Administration and management in the aged care facility I work in are bossy, rude and disrespectful to staff. They then go on to empty the same kind of staff, who are then given the extra training. These nurses and PCAs are rewarded for being bossy, swearing etc. They seem to like the ones who suck up to the boss, spend time at the nurses station sucking up to management. The ones who quietly do their work and do the best they can with limited time. The only winners in aged care are those in the upper echelons.
Great article Ms Jeon but your article wont be able to stop the many abuses going on in aged care homes. I am a nursing student and I had the privilege of getting my first work in a nursing home near where I live. I witnessed abuse on my 2nd night’s shift and I reported it to management. Management sent some person to come and interview me on the abuse. Instead of getting to the bottom of the story regarding the report I made, she started accusing me of spending too much time with one aged person who needed help with toileting etc, which by her accussations told me that I am supposed to be hurrying this frail old lady to hurry up with her toileting. Being new to aged care, I had no idea where and what she was getting at, only later I worked it out that she was sent to cover the abuse and that I am only supposed to spend 5 minutes minimum with some aged person doing what I did above. After the interview with this Manager, I came out and tendered my resignation in disgust. So I worked it out that there must more unreported abuse going on in aged care places.
My Recommendation
Perhaps the aged care sector needs to be revamped, family members should be made to care for their own parents, grannies etc where it is done with love and genuine care instead of strangers doing it for money only, there is no genuine care and love from these PCAs or nurses. I come from a culture where we look after our aged parents, perhaps Australia should do away with the formal aged care system and start looking after the people who have brought you to birth.

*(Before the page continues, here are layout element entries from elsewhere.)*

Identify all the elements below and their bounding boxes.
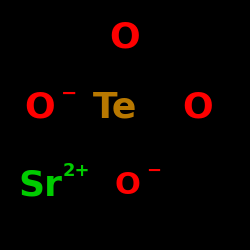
Text: O: O (114, 170, 140, 200)
Text: Te: Te (93, 90, 137, 124)
Text: −: − (60, 84, 77, 103)
Text: 2+: 2+ (62, 162, 90, 180)
Text: O: O (182, 90, 213, 124)
Text: −: − (146, 162, 161, 180)
Text: O: O (110, 20, 140, 54)
Text: O: O (24, 90, 56, 124)
Text: Sr: Sr (18, 168, 62, 202)
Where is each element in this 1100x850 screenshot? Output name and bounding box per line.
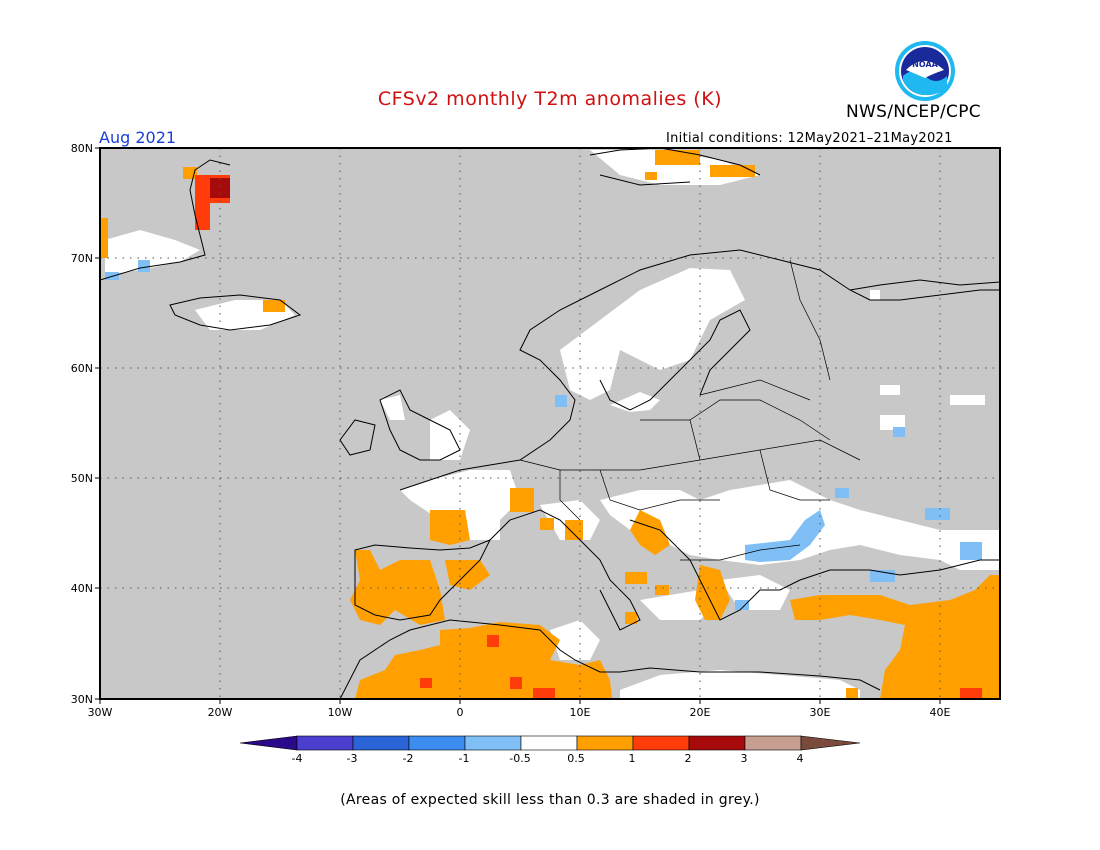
colorbar-label: -3: [347, 752, 358, 765]
lon-tick-label: 30E: [810, 706, 831, 719]
colorbar-box: [464, 735, 522, 751]
lon-tick-labels: 30W 20W 10W 0 10E 20E 30E 40E: [88, 706, 951, 719]
colorbar-label: -0.5: [509, 752, 530, 765]
coastlines: [99, 147, 1001, 700]
lat-tick-label: 70N: [71, 252, 93, 265]
colorbar-box: [520, 735, 578, 751]
lon-tick-label: 40E: [930, 706, 951, 719]
colorbar-min-arrow: [239, 735, 298, 751]
lat-tick-label: 80N: [71, 142, 93, 155]
colorbar-label: -1: [459, 752, 470, 765]
agency-label: NWS/NCEP/CPC: [846, 102, 981, 122]
colorbar-box: [632, 735, 690, 751]
colorbar-label: 4: [797, 752, 804, 765]
colorbar-box: [744, 735, 802, 751]
colorbar-label: 2: [685, 752, 692, 765]
colorbar-label: 1: [629, 752, 636, 765]
lon-tick-label: 10W: [328, 706, 353, 719]
colorbar-boxes: [239, 735, 861, 751]
lat-tick-label: 30N: [71, 693, 93, 706]
graticule: [100, 148, 1000, 699]
strong-positive-anomaly-areas: [195, 175, 982, 699]
colorbar-box: [352, 735, 410, 751]
lon-tick-label: 30W: [88, 706, 113, 719]
colorbar-labels: -4 -3 -2 -1 -0.5 0.5 1 2 3 4: [292, 752, 804, 765]
tick-marks: [95, 147, 941, 704]
colorbar-box: [408, 735, 466, 751]
lon-tick-label: 10E: [570, 706, 591, 719]
lat-tick-label: 60N: [71, 362, 93, 375]
colorbar-label: 3: [741, 752, 748, 765]
lon-tick-label: 0: [457, 706, 464, 719]
colorbar-box: [576, 735, 634, 751]
skill-footnote: (Areas of expected skill less than 0.3 a…: [340, 792, 760, 808]
colorbar-max-arrow: [800, 735, 861, 751]
lat-tick-labels: 80N 70N 60N 50N 40N 30N: [71, 142, 93, 706]
country-borders: [519, 259, 861, 561]
colorbar-label: -2: [403, 752, 414, 765]
noaa-logo-icon: NOAA: [894, 40, 956, 106]
lon-tick-label: 20W: [208, 706, 233, 719]
lon-tick-label: 20E: [690, 706, 711, 719]
noaa-logo-text: NOAA: [912, 60, 938, 69]
positive-anomaly-areas: [100, 150, 1000, 699]
colorbar-box: [296, 735, 354, 751]
colorbar-box: [688, 735, 746, 751]
lat-tick-label: 50N: [71, 472, 93, 485]
colorbar-label: 0.5: [567, 752, 585, 765]
lat-tick-label: 40N: [71, 582, 93, 595]
colorbar-label: -4: [292, 752, 303, 765]
forecast-month: Aug 2021: [99, 128, 177, 147]
map-title: CFSv2 monthly T2m anomalies (K): [377, 88, 723, 110]
map-frame: [99, 147, 1001, 700]
initial-conditions: Initial conditions: 12May2021–21May2021: [666, 131, 953, 146]
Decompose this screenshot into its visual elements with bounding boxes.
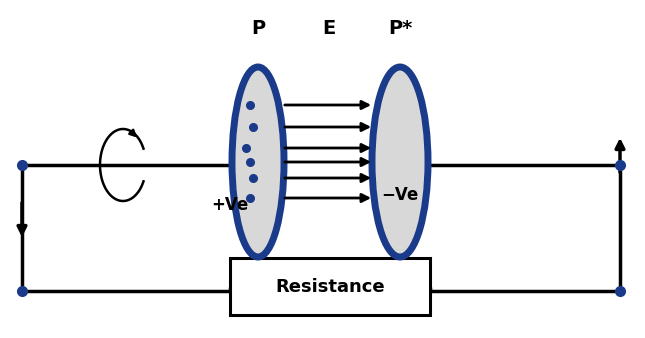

The registered nurse students you are teaching rarely end up in aged care and may end up in aged care as a last resort when they miss out on hospital placements .Staffing in aged care is increasingly being made up of uneducated migrant workers. I work in aged care and I have seen assistant nurses work as a laundry hand in the morning then morph into an assistant nurse for an afternoon shift. Often they will work a morning shift in a nursing home then go on to an afternoon shift at another facility. Often they disappear when their Visa applications fail and they quit.As a registered nurse I already collaborate with a number of professionals so what you see as a solution is already being implemented yet care in nursing homes remains fundamentally flawed. Staff put up with verbal abuse; being physically abused and one male resident tried to put his hand down my pants. You can have “experts” nursing care plans; collaboration and interventions yet the only way they will work is to have adequate experienced staff to implement them. New grads do not have this experience. I am also a PhD candidate yet I see the irony in how academics envision aged care versus working at the coalface.